ISIS has turned to very sophisticated video games as recruiting tools to attract new followers and galvanize it as an organization that uses terror, murder and destruction to reach its goals.
The video games are in the same vein as its propaganda videos, mimicking those produced by western gaming companies, advertising agencies and even Hollywood.
Some of the videos and games are almost direct copies – characters, scenes and memes contained in popular video games and music videos. These include Hunger Games, American Sniper, Call of Duty and Grand Auto Theft.
Javier Lesaca, from the George Washington University’s School of Media and Public Affairs says that by copying popular western culture, ISIL is engaging directly with its intended audiences and desensitizing its bloody work. The games and videos make terror seem glamorous and its victims either just actors or those who deserve to be killed.
“In the case of ISIS videos showing executions, 40 percent feature highly salient cultural images. By doing this, ISIS transforms victims of terrorism into actors in Western popular cultural products, aimed at engaging with their global audiences and making terror popular,” he says.

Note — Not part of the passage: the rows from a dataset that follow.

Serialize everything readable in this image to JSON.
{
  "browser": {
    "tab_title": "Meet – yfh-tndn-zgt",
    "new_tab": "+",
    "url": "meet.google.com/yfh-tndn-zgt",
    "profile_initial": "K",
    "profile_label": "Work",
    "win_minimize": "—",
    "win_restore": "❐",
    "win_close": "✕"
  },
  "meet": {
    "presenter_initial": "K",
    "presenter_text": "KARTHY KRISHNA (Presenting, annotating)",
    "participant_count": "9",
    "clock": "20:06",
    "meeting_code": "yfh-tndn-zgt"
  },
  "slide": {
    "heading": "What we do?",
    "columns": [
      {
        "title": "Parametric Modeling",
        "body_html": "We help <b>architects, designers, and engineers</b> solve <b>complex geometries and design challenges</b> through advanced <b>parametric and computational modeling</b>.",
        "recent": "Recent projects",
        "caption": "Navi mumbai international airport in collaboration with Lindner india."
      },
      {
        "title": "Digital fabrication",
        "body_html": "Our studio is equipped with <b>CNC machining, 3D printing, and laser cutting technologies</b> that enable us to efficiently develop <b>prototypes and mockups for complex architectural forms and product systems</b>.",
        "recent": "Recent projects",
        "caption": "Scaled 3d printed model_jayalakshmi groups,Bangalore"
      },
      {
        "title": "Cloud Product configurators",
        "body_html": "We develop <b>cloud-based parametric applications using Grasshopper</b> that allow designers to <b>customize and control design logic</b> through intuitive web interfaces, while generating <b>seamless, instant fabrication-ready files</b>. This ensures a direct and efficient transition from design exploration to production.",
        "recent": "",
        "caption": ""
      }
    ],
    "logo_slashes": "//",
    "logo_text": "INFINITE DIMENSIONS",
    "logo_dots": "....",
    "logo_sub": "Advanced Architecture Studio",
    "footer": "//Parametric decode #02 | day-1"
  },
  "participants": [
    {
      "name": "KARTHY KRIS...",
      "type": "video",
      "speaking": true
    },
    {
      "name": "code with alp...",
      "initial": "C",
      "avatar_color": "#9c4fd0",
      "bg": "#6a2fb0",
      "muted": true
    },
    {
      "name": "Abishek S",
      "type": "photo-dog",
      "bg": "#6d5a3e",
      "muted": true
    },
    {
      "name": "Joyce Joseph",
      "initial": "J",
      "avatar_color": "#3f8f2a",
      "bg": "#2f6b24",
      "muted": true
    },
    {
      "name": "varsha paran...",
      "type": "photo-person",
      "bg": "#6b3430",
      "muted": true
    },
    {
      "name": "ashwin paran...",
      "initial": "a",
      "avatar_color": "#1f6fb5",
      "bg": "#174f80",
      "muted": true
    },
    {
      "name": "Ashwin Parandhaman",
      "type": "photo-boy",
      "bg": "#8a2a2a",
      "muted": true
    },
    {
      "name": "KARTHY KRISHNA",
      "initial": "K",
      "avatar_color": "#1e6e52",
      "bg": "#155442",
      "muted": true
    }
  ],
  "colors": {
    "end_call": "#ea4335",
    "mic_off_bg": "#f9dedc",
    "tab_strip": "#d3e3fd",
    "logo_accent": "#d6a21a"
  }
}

Leseca has analyzed 845 videos produced by ISIS between January 2014 and September 2015, and found that 15 percent of them have been inspired by actual western movies and video games.
He describes ISIS use of videos and video games as “marketing terrorism – new phenomenon of unpredictable consequences” and something that no terror group has ever done on such a scale, quality and with defined strategy and audience.
“ISIS is following an unprecedented and sophisticated audiovisual strategy, consisting on the massive elaboration and distribution of audiovisual images that are highly salient and resonant in the culture of their targeted audiences,” says Leseca.
“The ISIS communication strategy poses a new challenge in the fight against terrorism. For the first time in modern history, a terrorist group is talking directly to its target audiences on a daily basis in their own mother tongue, and in their own cultural language.”